Ripley was speaking to about 300 research and industry professionals at the Canola Industry Meeting and Innovation Day organized by Ag-West Bio in Saskatoon December 5-6, 2018. The event also shared the latest in crop production and crop protection research as well as world outlook for the crop.
According to the Food and Agriculture Organization of the United Nations, aquaculture produces about half of the fish consumed in the world. The industry is expected to increase since wild fish harvests are maxed out, human populations are growing and peoples’ standards of living are improving.

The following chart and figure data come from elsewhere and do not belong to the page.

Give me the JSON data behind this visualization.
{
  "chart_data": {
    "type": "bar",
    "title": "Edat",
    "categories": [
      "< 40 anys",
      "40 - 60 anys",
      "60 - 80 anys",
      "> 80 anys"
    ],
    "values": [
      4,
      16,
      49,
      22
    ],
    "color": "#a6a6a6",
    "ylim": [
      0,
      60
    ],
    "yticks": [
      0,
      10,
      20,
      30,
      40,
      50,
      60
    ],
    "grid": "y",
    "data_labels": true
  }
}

Many of those farmed fish need high-quality food, high in protein and rich in long-chain omega-3 fatty acids such as docosahexaenoic acid (DHA). A key structural component of cells, DHA is vital for human growth, particularly of the nervous system. It’s also sold as a human health supplement.

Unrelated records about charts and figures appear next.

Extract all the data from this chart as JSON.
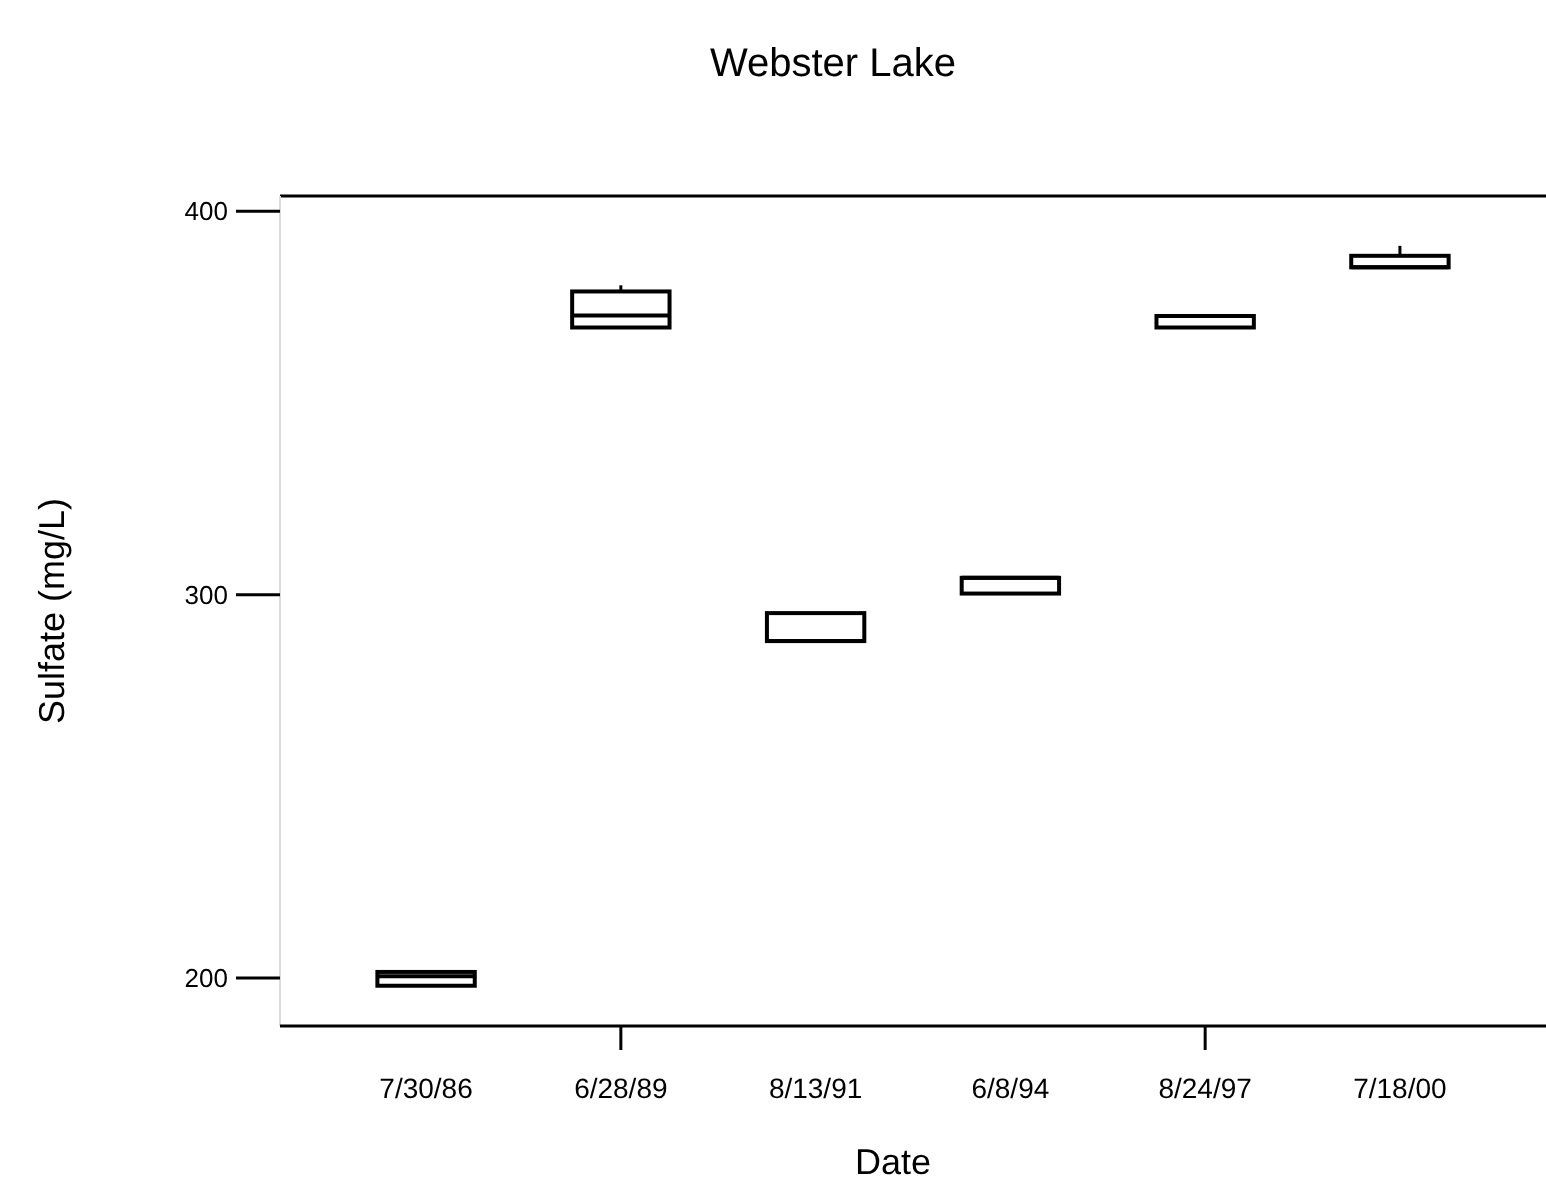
{
  "chart_data": {
    "type": "box",
    "title": "Webster Lake",
    "xlabel": "Date",
    "ylabel": "Sulfate (mg/L)",
    "categories": [
      "7/30/86",
      "6/28/89",
      "8/13/91",
      "6/8/94",
      "8/24/97",
      "7/18/00"
    ],
    "boxes": [
      {
        "low": 198,
        "q1": 198,
        "median": 200.5,
        "q3": 201.6,
        "high": 201.6
      },
      {
        "low": 369.7,
        "q1": 369.7,
        "median": 372.8,
        "q3": 379.1,
        "high": 380.7
      },
      {
        "low": 287.9,
        "q1": 287.9,
        "median": 287.9,
        "q3": 295.2,
        "high": 295.2
      },
      {
        "low": 300.3,
        "q1": 300.3,
        "median": 304.4,
        "q3": 304.4,
        "high": 304.4
      },
      {
        "low": 369.7,
        "q1": 369.7,
        "median": 372.7,
        "q3": 372.7,
        "high": 372.7
      },
      {
        "low": 385.4,
        "q1": 385.4,
        "median": 385.4,
        "q3": 388.4,
        "high": 391
      }
    ],
    "color": "#000000",
    "ylim": [
      187.5,
      404
    ],
    "yticks": [
      200,
      300,
      400
    ],
    "grid": false
  }
}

Fish can’t make long-chain omega-3 fatty acids themselves and crops such as flax and conventional canola only produce shorter-chain omega-3s.
Right now, long-chain omega-3 for aquaculture is sourced from – well, other fish. Ripley explains that wild fish stocks such as the South American anchovy are harvested and processed into oil for fish feed. Countries harvesting these fish have introduced regulatory controls to ensure a sustainable catch.

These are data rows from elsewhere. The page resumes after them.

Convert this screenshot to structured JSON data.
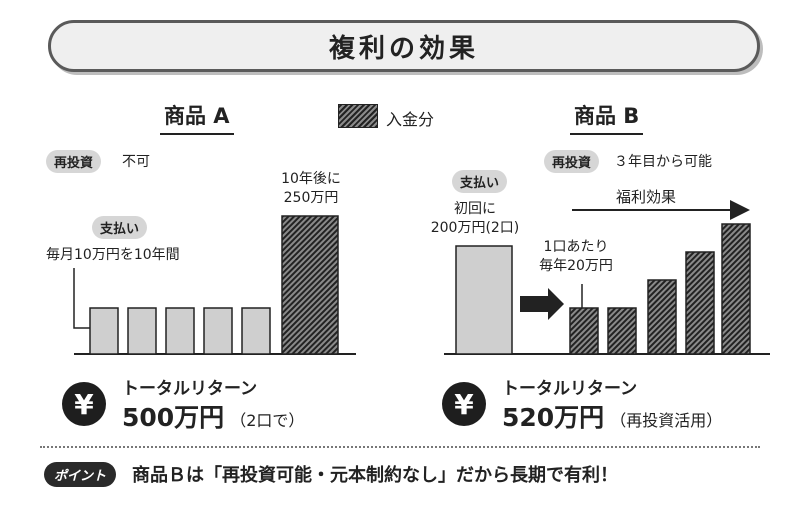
{
  "title": "複利の効果",
  "legend": {
    "label": "入金分"
  },
  "colors": {
    "deposit_fill": "#cfcfcf",
    "hatch_dark": "#222222",
    "hatch_light": "#8a8a8a",
    "outline": "#222222",
    "accent": "#2a2a2a"
  },
  "panel_a": {
    "title": "商品 A",
    "reinvest_badge": "再投資",
    "reinvest_text": "不可",
    "payment_badge": "支払い",
    "payment_text": "毎月10万円を10年間",
    "result_label_line1": "10年後に",
    "result_label_line2": "250万円",
    "total_label": "トータルリターン",
    "total_value": "500万円",
    "total_note": "（2口で）"
  },
  "panel_b": {
    "title": "商品 B",
    "reinvest_badge": "再投資",
    "reinvest_text": "３年目から可能",
    "payment_badge": "支払い",
    "initial_line1": "初回に",
    "initial_line2": "200万円(2口)",
    "per_unit_line1": "1口あたり",
    "per_unit_line2": "毎年20万円",
    "compound_label": "福利効果",
    "total_label": "トータルリターン",
    "total_value": "520万円",
    "total_note": "（再投資活用）"
  },
  "yen_symbol": "¥",
  "point": {
    "badge": "ポイント",
    "text": "商品Ｂは「再投資可能・元本制約なし」だから長期で有利！"
  },
  "chart_data": [
    {
      "type": "bar",
      "title": "商品 A",
      "categories": [
        "",
        "",
        "",
        "",
        "",
        ""
      ],
      "series": [
        {
          "name": "入金分",
          "values": [
            null,
            null,
            null,
            null,
            null,
            250
          ]
        }
      ],
      "annotations": [
        "毎月10万円を10年間",
        "10年後に 250万円"
      ]
    },
    {
      "type": "bar",
      "title": "商品 B",
      "categories": [
        "",
        "",
        "",
        "",
        "",
        "",
        ""
      ],
      "series": [
        {
          "name": "入金分",
          "values": [
            null,
            20,
            20,
            null,
            null,
            null,
            null
          ]
        }
      ],
      "annotations": [
        "初回に 200万円(2口)",
        "1口あたり 毎年20万円",
        "福利効果"
      ]
    }
  ]
}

“That’s really going to cap the amount,” Ripley says. “If you really want to grow the farmed fish industry, where will the long-chain omega-3 and DHA come from?”
Researchers with Australia’s Commonwealth Scientific and Industrial Research Organisation (CSIRO) decided to go to the source. Some marine algae produce DHA naturally. Small marine animals eat the algae, larger fish eat them, and DHA is concentrated up the food chain.
The CSIRO researchers identified a series of seven genes for DHA production and, in collaboration with Nuseed and the Australian Grains Research and Development Corporation (GRDC) moved these genes into canola.
“I really think this is a leading accomplishment,” he says. “We know there are a number of different fatty acids in canola that make it healthy to begin with; this is really about extending that pathway. Adding on to an existing pathway was quite complex.”
Nuseed reports that one hectare of their canola produces as much DHA as 10,000 one-kilogram fish.
Nuseed is now further developing this canola for the world’s different canola growing regions with a view to bringing it to market. Nuseed is maximizing its R&D efforts in both hemispheres through work at its Australian and North American facilities toward this end, as well as continuing the company’s more conventional variety development efforts on traits such as clubroot and blackleg resistance.
Most of conventional canola’s worth comes from its oil, which makes up about 45 per cent of its seed. The leftover meal is about 36 per cent protein, with the balance made up of cellulose, lignin and other low-value components. Most canola meal ends up in livestock rations.
Nuseed’s omega-3 canola could provide new opportunities for canola growers by adding value to the crop and opening up entirely new markets. Ripley explains it is fully deregulated in Australia and has received deregulation approval for cultivation in the US. Applications for registration in Canada, as well as additional global regions, have been submitted.
“Stewardship protocols are strictly enforced, and combined with our thorough registration applications, all global regulatory requirements are being met,” he says. “Canada is a priority market and we are working with regulatory officials to ensure we meet all requirements.”